A week later, she texted me and thanked me. She took a step she had been afraid to take and would not have taken had it not been for the red table. 

That's when I knew why the table had to be red.

At sixteen, my mother took a secretarial course instead of college. She went to work to help her family financially, and that red lipstick gave my mom the courage to act like an adult and forge a new path ahead. This is the courage she always wanted me to have, and I did not understand until I saw a young mother asking a red table for that same courage. 

From then on, I began to wear red lipstick. 

Today, my mother still wears red lipstick. She has lived happily single for thirty years in a home lit up by yellow walls that feel like a warm Puerto Rican sunrise every time she walks in through the door. Her home expresses who she is, reminding her of her independence, resilience, and the better life she made for herself and her daughter when she came to America to start a new life as often as she needed. 

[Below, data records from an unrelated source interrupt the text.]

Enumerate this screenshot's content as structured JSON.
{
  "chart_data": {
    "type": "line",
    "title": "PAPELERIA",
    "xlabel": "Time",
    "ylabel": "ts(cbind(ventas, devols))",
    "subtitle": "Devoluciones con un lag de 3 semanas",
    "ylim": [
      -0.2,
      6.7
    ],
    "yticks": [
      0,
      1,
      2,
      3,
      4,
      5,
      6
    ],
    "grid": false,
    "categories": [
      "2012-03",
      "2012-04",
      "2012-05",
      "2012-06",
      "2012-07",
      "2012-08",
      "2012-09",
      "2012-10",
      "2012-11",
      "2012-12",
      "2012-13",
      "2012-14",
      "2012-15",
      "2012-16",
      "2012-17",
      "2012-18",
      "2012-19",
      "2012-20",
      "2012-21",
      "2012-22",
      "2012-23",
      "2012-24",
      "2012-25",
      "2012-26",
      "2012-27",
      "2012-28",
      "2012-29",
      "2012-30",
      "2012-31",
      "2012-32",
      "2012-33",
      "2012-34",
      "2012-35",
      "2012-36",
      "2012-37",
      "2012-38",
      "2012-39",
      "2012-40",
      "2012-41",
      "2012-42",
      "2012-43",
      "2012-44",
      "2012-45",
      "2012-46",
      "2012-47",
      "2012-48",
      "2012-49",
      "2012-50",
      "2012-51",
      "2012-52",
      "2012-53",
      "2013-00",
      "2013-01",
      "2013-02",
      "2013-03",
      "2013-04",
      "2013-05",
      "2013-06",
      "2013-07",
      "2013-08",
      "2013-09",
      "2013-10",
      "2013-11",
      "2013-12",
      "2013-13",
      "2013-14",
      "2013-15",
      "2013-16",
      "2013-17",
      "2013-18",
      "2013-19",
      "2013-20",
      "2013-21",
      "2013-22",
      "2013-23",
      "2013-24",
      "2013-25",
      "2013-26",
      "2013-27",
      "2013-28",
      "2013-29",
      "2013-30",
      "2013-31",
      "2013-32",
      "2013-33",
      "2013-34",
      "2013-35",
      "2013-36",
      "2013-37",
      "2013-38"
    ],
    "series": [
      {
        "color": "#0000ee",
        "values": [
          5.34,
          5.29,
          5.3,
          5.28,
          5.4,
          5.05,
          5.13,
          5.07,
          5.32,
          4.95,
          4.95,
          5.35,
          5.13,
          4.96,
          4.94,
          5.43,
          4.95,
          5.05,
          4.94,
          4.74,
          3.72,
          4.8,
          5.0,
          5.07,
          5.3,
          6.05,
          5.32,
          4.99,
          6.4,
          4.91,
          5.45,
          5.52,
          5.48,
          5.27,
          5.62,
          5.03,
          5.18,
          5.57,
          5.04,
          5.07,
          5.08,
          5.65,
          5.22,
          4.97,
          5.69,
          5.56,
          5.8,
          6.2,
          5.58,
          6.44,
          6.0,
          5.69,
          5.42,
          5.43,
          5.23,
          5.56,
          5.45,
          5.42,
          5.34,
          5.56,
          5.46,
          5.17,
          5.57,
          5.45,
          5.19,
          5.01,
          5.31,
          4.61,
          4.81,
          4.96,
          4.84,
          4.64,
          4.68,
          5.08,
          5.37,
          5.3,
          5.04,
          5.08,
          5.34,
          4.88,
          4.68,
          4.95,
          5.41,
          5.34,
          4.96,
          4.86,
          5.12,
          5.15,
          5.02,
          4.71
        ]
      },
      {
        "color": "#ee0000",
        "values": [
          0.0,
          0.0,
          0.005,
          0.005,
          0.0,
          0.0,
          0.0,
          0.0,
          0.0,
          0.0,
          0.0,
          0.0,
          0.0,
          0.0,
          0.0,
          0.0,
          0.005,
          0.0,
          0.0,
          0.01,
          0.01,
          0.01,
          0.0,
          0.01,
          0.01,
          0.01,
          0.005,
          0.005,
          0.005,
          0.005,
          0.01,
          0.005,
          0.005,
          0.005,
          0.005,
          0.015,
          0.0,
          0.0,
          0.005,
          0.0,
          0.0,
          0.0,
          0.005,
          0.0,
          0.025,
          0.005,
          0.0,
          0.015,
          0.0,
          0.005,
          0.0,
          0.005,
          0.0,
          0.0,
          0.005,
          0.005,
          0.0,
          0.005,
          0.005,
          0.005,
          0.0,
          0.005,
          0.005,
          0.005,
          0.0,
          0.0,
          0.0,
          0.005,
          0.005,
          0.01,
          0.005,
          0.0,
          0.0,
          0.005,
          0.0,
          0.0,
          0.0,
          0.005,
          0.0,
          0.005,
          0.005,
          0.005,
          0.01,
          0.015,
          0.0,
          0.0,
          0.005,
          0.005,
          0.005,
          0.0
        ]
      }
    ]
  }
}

It's not an accident that red is associated with courage, willpower, and affection. Every color, except red, can be lightened and still be called by its name. Once lightened, red turns pink because it can no longer live up to its reflection or true nature.

Every color in the rainbow has an extraordinary truth and teaching of true love for us that is beautiful, meaningful, and true—baggage and all. 

As I reflected on my journey from those red leather seats of my childhood to my mother's red lipstick to asking a red table for courage, I was both struck and reminded of the need we all have to claim true love for ourselves as the ultimate source of courage and step into the life we envision creating. 

True love isn't something you find; it's what you create. Anyone can create true love for themselves, others, and the world with their baggage and a bucket of paint.